Why General Compressors Struggle with CSV
LZMA and gzip look for repeated byte patterns. But a CSV file's structure isn't at the byte level — it's at the column level. Column 1 might be sequential IDs. Column 3 might be timestamps with millisecond precision. Column 7 might be categorical values from a small dictionary.
General compressors can't exploit any of this.

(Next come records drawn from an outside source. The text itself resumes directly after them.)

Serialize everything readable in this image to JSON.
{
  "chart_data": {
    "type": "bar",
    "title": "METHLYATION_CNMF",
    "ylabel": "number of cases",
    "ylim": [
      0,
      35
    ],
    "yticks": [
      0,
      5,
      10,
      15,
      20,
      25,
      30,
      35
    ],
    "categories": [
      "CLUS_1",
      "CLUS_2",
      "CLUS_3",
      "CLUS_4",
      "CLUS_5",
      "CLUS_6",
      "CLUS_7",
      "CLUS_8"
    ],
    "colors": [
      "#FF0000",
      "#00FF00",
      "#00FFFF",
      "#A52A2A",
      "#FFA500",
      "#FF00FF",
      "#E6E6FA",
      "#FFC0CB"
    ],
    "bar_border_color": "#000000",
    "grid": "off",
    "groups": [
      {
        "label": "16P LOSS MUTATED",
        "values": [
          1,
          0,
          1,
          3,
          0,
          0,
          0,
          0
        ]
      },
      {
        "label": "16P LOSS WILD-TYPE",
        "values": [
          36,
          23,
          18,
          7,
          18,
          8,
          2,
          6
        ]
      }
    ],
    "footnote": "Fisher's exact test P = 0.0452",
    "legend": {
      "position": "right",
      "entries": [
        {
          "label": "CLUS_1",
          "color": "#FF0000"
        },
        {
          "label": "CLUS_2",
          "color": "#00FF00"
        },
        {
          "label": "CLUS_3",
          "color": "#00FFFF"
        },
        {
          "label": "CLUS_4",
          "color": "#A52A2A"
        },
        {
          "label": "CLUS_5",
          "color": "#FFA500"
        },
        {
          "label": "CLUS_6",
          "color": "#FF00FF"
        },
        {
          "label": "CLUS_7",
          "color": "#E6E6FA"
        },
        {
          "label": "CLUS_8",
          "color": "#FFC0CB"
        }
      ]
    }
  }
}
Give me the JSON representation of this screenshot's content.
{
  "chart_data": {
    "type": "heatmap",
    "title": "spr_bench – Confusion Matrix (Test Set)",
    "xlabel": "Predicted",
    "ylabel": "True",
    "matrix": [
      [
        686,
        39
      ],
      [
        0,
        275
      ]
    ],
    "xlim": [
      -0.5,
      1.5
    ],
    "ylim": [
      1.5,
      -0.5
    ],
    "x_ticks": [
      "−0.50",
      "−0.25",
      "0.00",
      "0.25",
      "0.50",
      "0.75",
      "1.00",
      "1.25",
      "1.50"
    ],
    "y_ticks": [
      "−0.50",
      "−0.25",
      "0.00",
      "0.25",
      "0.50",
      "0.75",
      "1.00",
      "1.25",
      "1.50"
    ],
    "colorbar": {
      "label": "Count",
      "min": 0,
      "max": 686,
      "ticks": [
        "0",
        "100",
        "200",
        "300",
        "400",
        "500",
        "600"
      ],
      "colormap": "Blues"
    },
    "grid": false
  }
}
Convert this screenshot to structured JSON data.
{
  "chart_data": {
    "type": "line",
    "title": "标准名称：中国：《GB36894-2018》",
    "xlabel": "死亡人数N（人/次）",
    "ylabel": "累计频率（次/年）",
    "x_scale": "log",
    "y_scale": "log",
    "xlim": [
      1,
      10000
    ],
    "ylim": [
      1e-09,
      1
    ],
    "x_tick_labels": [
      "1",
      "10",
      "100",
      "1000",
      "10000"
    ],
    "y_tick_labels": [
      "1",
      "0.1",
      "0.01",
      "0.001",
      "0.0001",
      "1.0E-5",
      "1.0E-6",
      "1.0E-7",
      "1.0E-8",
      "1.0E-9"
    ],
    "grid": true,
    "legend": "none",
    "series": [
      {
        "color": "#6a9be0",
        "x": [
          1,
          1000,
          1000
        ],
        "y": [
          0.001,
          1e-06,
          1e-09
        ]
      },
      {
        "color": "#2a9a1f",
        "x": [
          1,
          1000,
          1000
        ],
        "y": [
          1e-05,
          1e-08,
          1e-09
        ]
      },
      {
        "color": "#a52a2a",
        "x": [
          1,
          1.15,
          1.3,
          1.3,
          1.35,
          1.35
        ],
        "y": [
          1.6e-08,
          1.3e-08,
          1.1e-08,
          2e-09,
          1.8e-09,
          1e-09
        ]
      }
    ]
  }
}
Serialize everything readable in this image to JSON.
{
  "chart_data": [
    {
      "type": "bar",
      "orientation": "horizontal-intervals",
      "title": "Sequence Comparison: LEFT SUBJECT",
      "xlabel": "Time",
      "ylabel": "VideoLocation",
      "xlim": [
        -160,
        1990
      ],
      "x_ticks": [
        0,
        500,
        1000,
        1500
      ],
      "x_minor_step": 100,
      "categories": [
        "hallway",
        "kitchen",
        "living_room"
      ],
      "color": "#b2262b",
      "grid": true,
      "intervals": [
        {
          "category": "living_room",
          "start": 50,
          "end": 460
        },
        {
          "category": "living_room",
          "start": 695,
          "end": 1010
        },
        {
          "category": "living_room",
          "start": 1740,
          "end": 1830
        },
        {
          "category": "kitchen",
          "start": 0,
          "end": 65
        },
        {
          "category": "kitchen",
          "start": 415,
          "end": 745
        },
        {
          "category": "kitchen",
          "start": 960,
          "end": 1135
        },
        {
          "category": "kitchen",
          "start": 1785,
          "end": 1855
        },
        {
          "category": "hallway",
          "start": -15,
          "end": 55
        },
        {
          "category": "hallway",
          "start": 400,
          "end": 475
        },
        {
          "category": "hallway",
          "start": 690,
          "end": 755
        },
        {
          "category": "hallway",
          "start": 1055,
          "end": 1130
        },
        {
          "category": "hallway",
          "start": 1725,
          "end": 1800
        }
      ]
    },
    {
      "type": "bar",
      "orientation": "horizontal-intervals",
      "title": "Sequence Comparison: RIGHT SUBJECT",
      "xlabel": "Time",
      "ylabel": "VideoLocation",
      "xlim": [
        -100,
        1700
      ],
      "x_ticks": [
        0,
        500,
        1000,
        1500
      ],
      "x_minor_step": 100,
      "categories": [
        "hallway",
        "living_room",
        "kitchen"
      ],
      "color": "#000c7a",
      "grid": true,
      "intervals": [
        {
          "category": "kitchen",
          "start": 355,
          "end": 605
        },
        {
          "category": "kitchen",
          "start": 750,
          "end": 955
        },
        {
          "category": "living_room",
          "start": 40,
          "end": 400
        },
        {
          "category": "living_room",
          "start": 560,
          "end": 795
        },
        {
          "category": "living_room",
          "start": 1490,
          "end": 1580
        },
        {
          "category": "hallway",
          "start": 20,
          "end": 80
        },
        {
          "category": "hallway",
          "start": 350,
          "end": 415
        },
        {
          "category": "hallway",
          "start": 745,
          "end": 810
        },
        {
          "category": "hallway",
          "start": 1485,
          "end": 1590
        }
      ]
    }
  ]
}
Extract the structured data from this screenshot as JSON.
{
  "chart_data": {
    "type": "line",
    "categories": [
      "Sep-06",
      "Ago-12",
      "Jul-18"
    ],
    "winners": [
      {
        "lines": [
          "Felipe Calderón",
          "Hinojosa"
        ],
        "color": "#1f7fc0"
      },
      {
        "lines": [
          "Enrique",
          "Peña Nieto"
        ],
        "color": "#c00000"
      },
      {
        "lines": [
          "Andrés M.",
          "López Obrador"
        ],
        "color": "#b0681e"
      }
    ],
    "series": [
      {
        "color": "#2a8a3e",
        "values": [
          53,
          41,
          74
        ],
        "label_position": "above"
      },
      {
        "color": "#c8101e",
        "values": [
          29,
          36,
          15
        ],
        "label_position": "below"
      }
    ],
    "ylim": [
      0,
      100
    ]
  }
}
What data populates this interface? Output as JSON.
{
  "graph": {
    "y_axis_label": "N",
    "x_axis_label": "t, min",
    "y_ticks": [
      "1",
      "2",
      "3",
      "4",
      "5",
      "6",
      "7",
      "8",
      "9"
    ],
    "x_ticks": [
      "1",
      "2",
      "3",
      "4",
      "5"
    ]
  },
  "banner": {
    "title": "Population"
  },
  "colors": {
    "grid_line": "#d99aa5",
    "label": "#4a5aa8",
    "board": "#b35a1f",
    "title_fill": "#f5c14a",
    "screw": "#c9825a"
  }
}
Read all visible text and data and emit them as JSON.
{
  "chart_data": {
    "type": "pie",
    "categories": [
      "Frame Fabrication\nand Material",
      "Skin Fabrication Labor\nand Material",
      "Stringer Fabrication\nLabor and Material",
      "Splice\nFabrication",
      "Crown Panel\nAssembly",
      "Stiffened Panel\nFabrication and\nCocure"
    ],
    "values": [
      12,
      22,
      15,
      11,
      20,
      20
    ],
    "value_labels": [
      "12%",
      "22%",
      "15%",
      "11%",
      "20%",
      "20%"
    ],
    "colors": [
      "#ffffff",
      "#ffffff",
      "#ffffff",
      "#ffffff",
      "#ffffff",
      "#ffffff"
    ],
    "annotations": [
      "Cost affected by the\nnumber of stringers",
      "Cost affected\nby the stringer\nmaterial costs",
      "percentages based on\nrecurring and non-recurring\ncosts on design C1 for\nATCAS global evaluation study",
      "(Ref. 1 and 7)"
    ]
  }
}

PZIP can.
PZIP's CSV Strategy
- Schema detection: Parse headers, detect column types (integer, float, timestamp, categorical, text)
- Column separation: Transpose row-major to column-major for better compression
- Type-specific encoding:
- Sequential integers → start + step + count (3 numbers instead of N)
- Timestamps → base + deltas (small integers)
- Categoricals → dictionary + indices
- Floats → fixed-point or Gorilla encoding
- Residual compression: What's left after extraction compresses even better with LZMA
Results
On 153 real-world CSV files, PZIP achieves up to 68.8% smaller output than LZMA-9. The median improvement is 14.3%.
All results are byte-exact round-trip verified. decompress(compress(file)) == file. Always.